A plan works best when there are compliance mechanisms to ensure it is followed through. It can help to communicate or co-create this safety plan with people whom you trust and can turn to for help. It may help to retain the information somewhere in your phone or wallet which you can retrieve as and when you need it. You can also paste it on your wall or refrigerator door where it will act as a reminder that we are not alone whenever we see it.

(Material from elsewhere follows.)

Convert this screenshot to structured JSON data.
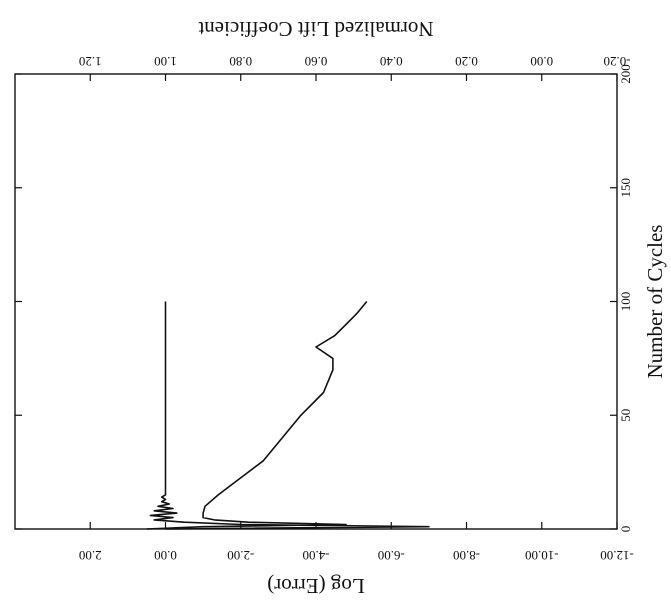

Apart from your existing interpersonal relationships, there are other people and resources you can tap on to aid your safety planning. For example, My Mental Health website provides the nation with emotional support, with resources and services especially relevant to life with COVID-19. Students in schools may speak to their school counsellors to be put in touch with REACH (Response, Early intervention and Assessment in Community Mental Health), a community mental health service dedicated to working with students, and their schools and families. Youths may also check out CHAT at *SCAPE to pick up resources about mental health or to be referred to various mental health services.

We are constantly growing and adapting as the environment around us changes. Hence, it is important to review your plan and update it frequently to make sure it stays relevant.

The more we understand ourselves and how we differ from the people around us, the clearer we can be in planning ways to reconnect with people and events that truly matter to us.

*Name has been changed for privacy.

Claire Leong (MCouns) is a counsellor who specialises in working with youths and families at Sofia Wellness Clinic, and a Youth Outreach Officer doing programme management at Tzu Chi Humanistic Youth Centre.